Just an Ordinary Thing to Say

Still Walking was named one of the ten best films of 2008 by Japan’s Kinema Junpo. Compared with the so-called visual feasts that come out of Hollywood, it feels more like a delicate, fragrant little snack. You could say the whole film plays out like a home video shot casually by a family.
What stuck with me most was the mother, devoted to cooking, which reminded me of the scenes of my grandmother making meals every year when I went back to Taiyuan. Cooking, at its core, is made up of trivial chores: buying vegetables, washing vegetables, rolling out dough, kneading dough… and the delicious meal that finally emerges looks simple, yet takes so much effort. All I (like most people) ever cared about was my favorite knife-cut noodles, while overlooking the feelings my grandmother put into the meal. Some might find it strange to say that — what does food have to do with feelings?
I think cooking is also a kind of language — communicating with the eater’s taste buds through prepared ingredients. Every time I ate noodles, my grandmother would ask if they tasted good, and looking back now, there was emotion folded into that bowl of noodles — she knew she couldn’t give me satisfaction in other material ways, so the most she could give me was the food I loved to eat. A finished meal is like a letter, carrying feelings that words alone can’t express, feelings no master chef’s skill could ever fully convey.
The mother in the film is just the same — preparing meals for her son’s family as they arrive, slicing vegetables quickly with her knife, turning the beef simmering on the stove, shucking corn kernels, turning it all into delicious dishes, all while talking about what everyone in the family likes to eat. It makes you realize how great housewives really are — with sincere hearts they tend not just to the food but to so much of the time that makes up family life, and they never think of themselves as quiet, unnoticed presences — how could someone who carries love and devotion in their heart ever truly be unnoticed?
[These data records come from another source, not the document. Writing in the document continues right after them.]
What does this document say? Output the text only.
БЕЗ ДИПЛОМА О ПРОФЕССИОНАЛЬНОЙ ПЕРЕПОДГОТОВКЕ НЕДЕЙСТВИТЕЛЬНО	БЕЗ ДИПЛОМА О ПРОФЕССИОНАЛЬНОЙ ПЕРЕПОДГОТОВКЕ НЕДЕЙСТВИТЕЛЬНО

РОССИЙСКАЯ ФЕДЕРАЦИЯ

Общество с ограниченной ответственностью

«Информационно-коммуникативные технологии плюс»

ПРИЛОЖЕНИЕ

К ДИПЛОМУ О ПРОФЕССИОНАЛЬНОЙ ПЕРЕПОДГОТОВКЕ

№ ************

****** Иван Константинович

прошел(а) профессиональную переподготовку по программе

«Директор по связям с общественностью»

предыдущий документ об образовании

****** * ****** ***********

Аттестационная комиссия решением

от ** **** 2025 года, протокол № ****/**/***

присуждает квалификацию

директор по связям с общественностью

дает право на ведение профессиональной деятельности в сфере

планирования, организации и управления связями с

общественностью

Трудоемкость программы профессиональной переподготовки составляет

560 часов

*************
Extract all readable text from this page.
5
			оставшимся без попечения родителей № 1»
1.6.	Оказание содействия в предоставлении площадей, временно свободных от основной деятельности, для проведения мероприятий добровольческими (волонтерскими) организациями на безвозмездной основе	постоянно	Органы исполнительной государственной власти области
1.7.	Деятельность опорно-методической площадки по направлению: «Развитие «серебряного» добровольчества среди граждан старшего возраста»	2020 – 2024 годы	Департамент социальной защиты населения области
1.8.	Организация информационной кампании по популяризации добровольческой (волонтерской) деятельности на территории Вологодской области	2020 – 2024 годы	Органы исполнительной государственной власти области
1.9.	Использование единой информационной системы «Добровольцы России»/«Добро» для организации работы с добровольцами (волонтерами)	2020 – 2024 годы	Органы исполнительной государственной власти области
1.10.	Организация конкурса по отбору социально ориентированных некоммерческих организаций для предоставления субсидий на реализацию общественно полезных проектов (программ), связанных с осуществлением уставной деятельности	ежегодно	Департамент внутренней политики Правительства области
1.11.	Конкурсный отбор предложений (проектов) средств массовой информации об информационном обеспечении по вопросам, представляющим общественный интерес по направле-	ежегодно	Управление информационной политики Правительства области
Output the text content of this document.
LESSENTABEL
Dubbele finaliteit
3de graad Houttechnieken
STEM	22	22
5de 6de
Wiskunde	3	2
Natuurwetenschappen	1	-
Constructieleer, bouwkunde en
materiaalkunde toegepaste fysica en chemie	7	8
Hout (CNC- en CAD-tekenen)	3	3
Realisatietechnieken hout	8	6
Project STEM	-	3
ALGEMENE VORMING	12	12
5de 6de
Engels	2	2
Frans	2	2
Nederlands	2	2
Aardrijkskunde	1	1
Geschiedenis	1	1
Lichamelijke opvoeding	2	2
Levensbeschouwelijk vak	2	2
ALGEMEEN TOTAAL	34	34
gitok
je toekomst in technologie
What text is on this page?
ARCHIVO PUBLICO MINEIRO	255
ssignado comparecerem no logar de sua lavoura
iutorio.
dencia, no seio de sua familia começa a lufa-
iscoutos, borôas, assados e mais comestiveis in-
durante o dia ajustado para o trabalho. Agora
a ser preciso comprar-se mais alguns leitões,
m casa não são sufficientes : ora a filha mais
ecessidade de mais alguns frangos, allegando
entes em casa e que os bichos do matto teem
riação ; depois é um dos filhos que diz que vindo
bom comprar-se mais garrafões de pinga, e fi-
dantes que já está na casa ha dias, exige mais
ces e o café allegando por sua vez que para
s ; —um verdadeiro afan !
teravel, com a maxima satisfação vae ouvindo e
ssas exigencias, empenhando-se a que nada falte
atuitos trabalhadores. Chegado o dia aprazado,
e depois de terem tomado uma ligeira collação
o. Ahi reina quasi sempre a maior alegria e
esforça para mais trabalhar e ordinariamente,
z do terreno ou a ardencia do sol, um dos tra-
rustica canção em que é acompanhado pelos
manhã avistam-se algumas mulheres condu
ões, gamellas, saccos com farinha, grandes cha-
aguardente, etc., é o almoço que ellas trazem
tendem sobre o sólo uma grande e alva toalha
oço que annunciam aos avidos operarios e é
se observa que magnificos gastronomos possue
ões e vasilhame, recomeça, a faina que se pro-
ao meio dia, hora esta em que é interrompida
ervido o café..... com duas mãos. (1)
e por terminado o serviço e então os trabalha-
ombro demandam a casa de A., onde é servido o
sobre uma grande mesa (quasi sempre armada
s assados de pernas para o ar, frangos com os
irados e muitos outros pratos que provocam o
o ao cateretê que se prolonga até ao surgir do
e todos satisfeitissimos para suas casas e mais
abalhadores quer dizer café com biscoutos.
Then there’s the stern-faced father, who isn’t especially likable in the film — rigidly set in his ways, unwilling to let others interfere, refusing to carry the shopping bags, scolding the kids for damaging the plants, walking off unhappily during the group photo. He’s exactly the rational image of an old-fashioned father rooted deep in our minds, everything about him so stiff and formal. But looked at from another angle, this is simply the way social gender roles interfere with how fatherly love gets expressed — look closely, and aren’t there warm moments in the film too? Talking with his little grandson, missing his eldest son — they reveal that restrained, melancholy fatherly love.
After the film ends, close your eyes and you’ll picture that winding mountain road — years apart, it’s the son and the mother, the mother and the father, the son’s own family, walking slowly along that road. The son’s gentle narration reveals the continuation of life, accompanied by Japan’s lush greenery, the deep blue coastline, a butterfly rising up to echo the one earlier in the film, set against soft guitar music — what lingers in the heart is a long, drawn-out tenderness, one you keep returning to in your mind.
Many critics describe the single day this film portrays as a microcosm of life, with the story in between expressing the son’s regret and life’s unpredictability. But I’d rather understand it this way: the love that exists within a family never stops — it gets passed down generation after generation, and the misunderstandings of the past turn into understanding, the resentments of the past turn into forgiveness. A person walks a long road toward understanding how to live within society, and that road is hard — it takes time to accumulate and digest.
I won’t stretch Still Walking any further than this, though I could — I just don’t want to. Because it’s sincere, and it moved me in a real, grounded way; mixing too many extra thoughts into the warmth it left behind wouldn’t do it justice. And I’m glad to have felt moved like this — it makes me feel that I’m not too far removed from “myself.”